Nesta edição d’o Portomosense estreamos uma rubrica nova: Profissões sem herdeiros. Este é um espaço para todos. Para quem tem nas mãos a mestria do saber-fazer e que nunca teve a possibilidade de partilhar a sua estória. Para quem escolheu uma profissão artesanal, onde máquinas de produção rápida não entram, e onde cada peça ou trabalho são únicos. É para quem já antevê um futuro sem futuro: sem gerações que queiram seguir-lhes as pisadas. É para quem teve no pai, mãe, avô ou avó os grandes instrutores. Mas é também uma rubrica para os que ainda resistem, mesmo que a luta seja desigual – contra grandes empresas com uma linha de produção imparável, mas onde não cabe a personalização, o cuidado em cada pormenor, a atenção ao cliente. 

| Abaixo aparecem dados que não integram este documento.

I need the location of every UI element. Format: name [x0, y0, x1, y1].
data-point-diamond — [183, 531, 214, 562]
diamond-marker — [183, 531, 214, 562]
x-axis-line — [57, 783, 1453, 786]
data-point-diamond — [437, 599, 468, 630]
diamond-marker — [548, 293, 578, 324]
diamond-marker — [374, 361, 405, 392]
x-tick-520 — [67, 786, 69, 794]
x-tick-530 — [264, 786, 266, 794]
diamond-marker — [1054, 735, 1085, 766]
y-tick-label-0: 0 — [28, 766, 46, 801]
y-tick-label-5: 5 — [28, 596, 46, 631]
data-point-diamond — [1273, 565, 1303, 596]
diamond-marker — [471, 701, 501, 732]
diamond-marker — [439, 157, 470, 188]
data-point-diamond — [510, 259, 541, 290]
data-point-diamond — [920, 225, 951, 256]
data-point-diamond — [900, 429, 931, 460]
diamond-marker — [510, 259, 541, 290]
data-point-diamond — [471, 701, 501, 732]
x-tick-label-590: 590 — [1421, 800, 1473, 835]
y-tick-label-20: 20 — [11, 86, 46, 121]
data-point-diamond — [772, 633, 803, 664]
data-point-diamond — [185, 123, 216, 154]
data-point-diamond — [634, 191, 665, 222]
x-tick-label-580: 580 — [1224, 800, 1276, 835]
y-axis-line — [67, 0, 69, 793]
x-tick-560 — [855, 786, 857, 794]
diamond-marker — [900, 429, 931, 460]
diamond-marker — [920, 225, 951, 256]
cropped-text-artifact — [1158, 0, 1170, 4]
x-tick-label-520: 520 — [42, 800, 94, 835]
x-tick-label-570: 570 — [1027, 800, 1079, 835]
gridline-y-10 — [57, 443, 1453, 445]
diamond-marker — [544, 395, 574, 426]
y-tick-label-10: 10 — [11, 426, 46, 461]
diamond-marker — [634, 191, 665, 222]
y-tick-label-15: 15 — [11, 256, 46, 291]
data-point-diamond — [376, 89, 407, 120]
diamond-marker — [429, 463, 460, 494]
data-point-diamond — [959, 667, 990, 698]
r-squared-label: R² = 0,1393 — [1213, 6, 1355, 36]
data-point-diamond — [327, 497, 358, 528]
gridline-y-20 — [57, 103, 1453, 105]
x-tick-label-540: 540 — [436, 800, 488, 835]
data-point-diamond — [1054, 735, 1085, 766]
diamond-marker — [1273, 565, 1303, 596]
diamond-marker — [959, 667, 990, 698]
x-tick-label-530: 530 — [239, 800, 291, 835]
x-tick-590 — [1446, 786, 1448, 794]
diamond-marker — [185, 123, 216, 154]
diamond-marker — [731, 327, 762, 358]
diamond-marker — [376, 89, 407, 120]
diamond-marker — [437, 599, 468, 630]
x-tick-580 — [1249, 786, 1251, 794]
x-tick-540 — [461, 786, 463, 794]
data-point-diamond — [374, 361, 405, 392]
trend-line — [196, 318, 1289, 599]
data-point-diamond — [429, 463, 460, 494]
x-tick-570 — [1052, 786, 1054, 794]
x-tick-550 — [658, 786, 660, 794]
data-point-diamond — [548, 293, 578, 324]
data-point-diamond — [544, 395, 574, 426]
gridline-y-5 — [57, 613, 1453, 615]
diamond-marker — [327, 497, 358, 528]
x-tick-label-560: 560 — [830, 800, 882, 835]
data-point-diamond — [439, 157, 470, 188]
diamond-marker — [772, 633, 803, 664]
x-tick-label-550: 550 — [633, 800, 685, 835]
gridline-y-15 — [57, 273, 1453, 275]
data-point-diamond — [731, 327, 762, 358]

Esta rubrica não é só para quem acredita ter, em muitos casos, uma profissão sem herdeiros. É também para todos os leitores, dos 8 aos 80. A geração mais antiga que “por aqui” ler as estórias que vamos partilhar, acredito que irá recordar um mundo com menos pressa de ter. Um mundo onde o conhecimento ancestral importava e a qualidade era valorizada. Outros, talvez um pouco mais novos, recordarão os familiares – alguns que infelizmente já partiram – e que “tão bem sabiam fazer”. Os mais novos, esses, talvez seja mais difícil prendê-los por cá, mas se por cá estiverem, garanto-vos que aprenderão muito. Aprenderão que, antes dos computadores, das máquinas várias, dos smartphones ou da Inteligência Artificial, o mundo continuava a ter o que precisava e encontrava as respostas em cada um de nós. Não bastava entrar num único espaço comercial para comprar cinco camisolas, dois pares de sapatilhas e um casaco, mas aqueles sapatos que encomendávamos ao sapateiro eram feitos a pensar em nós. Apenas em nós. 

A primeira edição do Profissões sem herdeiros é com Narciso Cordeiro, ferreiro, que – spoiler alert – faz parte dos que, infelizmente, não acreditam ter quem continue o seu negócio. Por coincidência, e sem que esse fosse o principal foco desse trabalho, também António Vala e João Vala, dois irmãos que em dois concelhos distintos têm ambos uma sapataria, também nos falam do tempo em que “os sapatos eram feitos completamente à mão”. Estes testemunhos, que queremos perpetuar com esta nova rubrica, são a nossa herança para manter vivos estes ofícios. Mesmo que a herança não encontre donos.